Caladenia variegata is a plant in the orchid family Orchidaceae and is endemic to New Zealand. It has a single, sparsely hairy, long, thin leaf and one or two pink flowers.

==Description==
Caladenia variegata is a terrestrial, perennial, deciduous, herb with an underground tuber and which usually grows singly, sometimes in colonies of up to ten. It has a single, dark green, sparsely hairy up to 300 mm long, 4 mm wide and which lies on the ground. One or two pink, occasionally white flowers about 30 mm across are borne on a thick stem up to 300 mm tall. The dorsal sepal is erect near its base but then curves forward, more or less forming a hood over the column and is greenish on its outer surface. The lateral sepals are broadly elliptic in shape and spread apart from each other, turning slightly downwards. The petals are also elliptic in shape but often sickle-shaped and have a pointed tip. The labellum is pale pink, white near its edges and has dark red bars.
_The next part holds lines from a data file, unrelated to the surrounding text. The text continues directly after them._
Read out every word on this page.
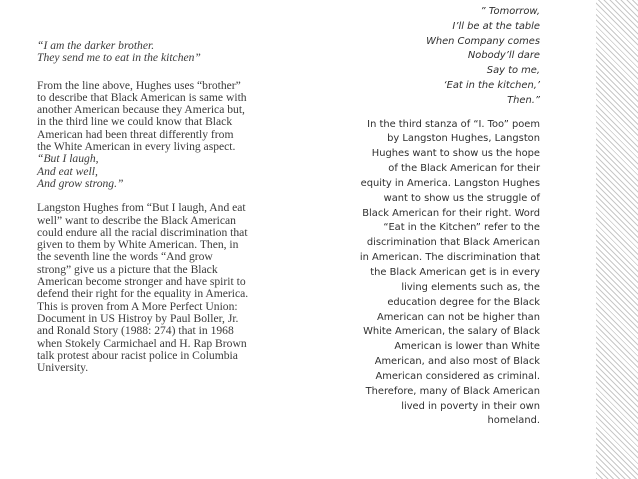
“I am the darker brother.
They send me to eat in the kitchen”
From the line above, Hughes uses “brother”
to describe that Black American is same with
another American because they America but,
in the third line we could know that Black
American had been threat differently from
the White American in every living aspect.
“But I laugh,
And eat well,
And grow strong.”
Langston Hughes from “But I laugh, And eat
well” want to describe the Black American
could endure all the racial discrimination that
given to them by White American. Then, in
the seventh line the words “And grow
strong” give us a picture that the Black
American become stronger and have spirit to
defend their right for the equality in America.
This is proven from A More Perfect Union:
Document in US Histroy by Paul Boller, Jr.
and Ronald Story (1988: 274) that in 1968
when Stokely Carmichael and H. Rap Brown
talk protest abour racist police in Columbia
University.
” Tomorrow,
I’ll be at the table
When Company comes
Nobody’ll dare
Say to me,
‘Eat in the kitchen,’
Then.”
In the third stanza of “I. Too” poem
by Langston Hughes, Langston
Hughes want to show us the hope
of the Black American for their
equity in America. Langston Hughes
want to show us the struggle of
Black American for their right. Word
“Eat in the Kitchen” refer to the
discrimination that Black American
in American. The discrimination that
the Black American get is in every
living elements such as, the
education degree for the Black
American can not be higher than
White American, the salary of Black
American is lower than White
American, and also most of Black
American considered as criminal.
Therefore, many of Black American
lived in poverty in their own
homeland.
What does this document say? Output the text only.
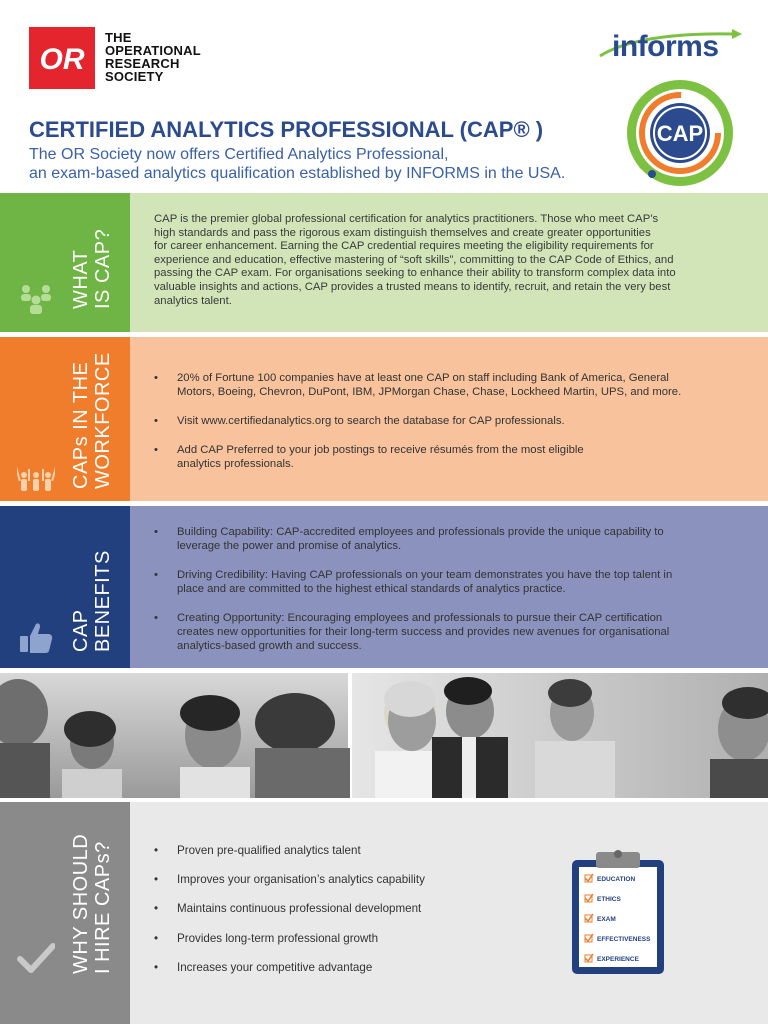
OR
THE
OPERATIONAL
RESEARCH
SOCIETY
informs
CAP
CERTIFIED ANALYTICS PROFESSIONAL (CAP® )
The OR Society now offers Certified Analytics Professional,
an exam-based analytics qualification established by INFORMS in the USA.
WHAT IS CAP?
CAP is the premier global professional certification for analytics practitioners. Those who meet CAP’s
high standards and pass the rigorous exam distinguish themselves and create greater opportunities
for career enhancement. Earning the CAP credential requires meeting the eligibility requirements for
experience and education, effective mastering of “soft skills”, committing to the CAP Code of Ethics, and
passing the CAP exam. For organisations seeking to enhance their ability to transform complex data into
valuable insights and actions, CAP provides a trusted means to identify, recruit, and retain the very best
analytics talent.
CAPs IN THE WORKFORCE	• 20% of Fortune 100 companies have at least one CAP on staff including Bank of America, General
Motors, Boeing, Chevron, DuPont, IBM, JPMorgan Chase, Chase, Lockheed Martin, UPS, and more.
• Visit www.certifiedanalytics.org to search the database for CAP professionals.
• Add CAP Preferred to your job postings to receive résumés from the most eligible
analytics professionals.
CAP BENEFITS
• Building Capability: CAP-accredited employees and professionals provide the unique capability to
leverage the power and promise of analytics.
• Driving Credibility: Having CAP professionals on your team demonstrates you have the top talent in
place and are committed to the highest ethical standards of analytics practice.
• Creating Opportunity: Encouraging employees and professionals to pursue their CAP certification
creates new opportunities for their long-term success and provides new avenues for organisational
analytics-based growth and success.
WHY SHOULD I HIRE CAPs?	• Proven pre-qualified analytics talent
• Improves your organisation’s analytics capability
• Maintains continuous professional development
• Provides long-term professional growth
• Increases your competitive advantage
EDUCATION
ETHICS
EXAM
EFFECTIVENESS
EXPERIENCE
The sides of the labellum curve upwards, partly surrounding the column, the tip is yellow with notched edges and there are two rows of stalked calli with bright yellow heads along the centre of the labellum. Flowering occurs from November to January.

==Taxonomy and naming==
Caladenia variegata was first formally described in 1885 by William Colenso and the description was published in Transactions and Proceedings of the New Zealand Institute. The specific epithet (variegata) is a Latin word meaning "of different sorts, particularly colors".

==Distribution and habitat==
Caladenia variegata occurs on both the North and South Islands of New Zealand and on the Chatham Islands, growing in forest, usually in leaf litter.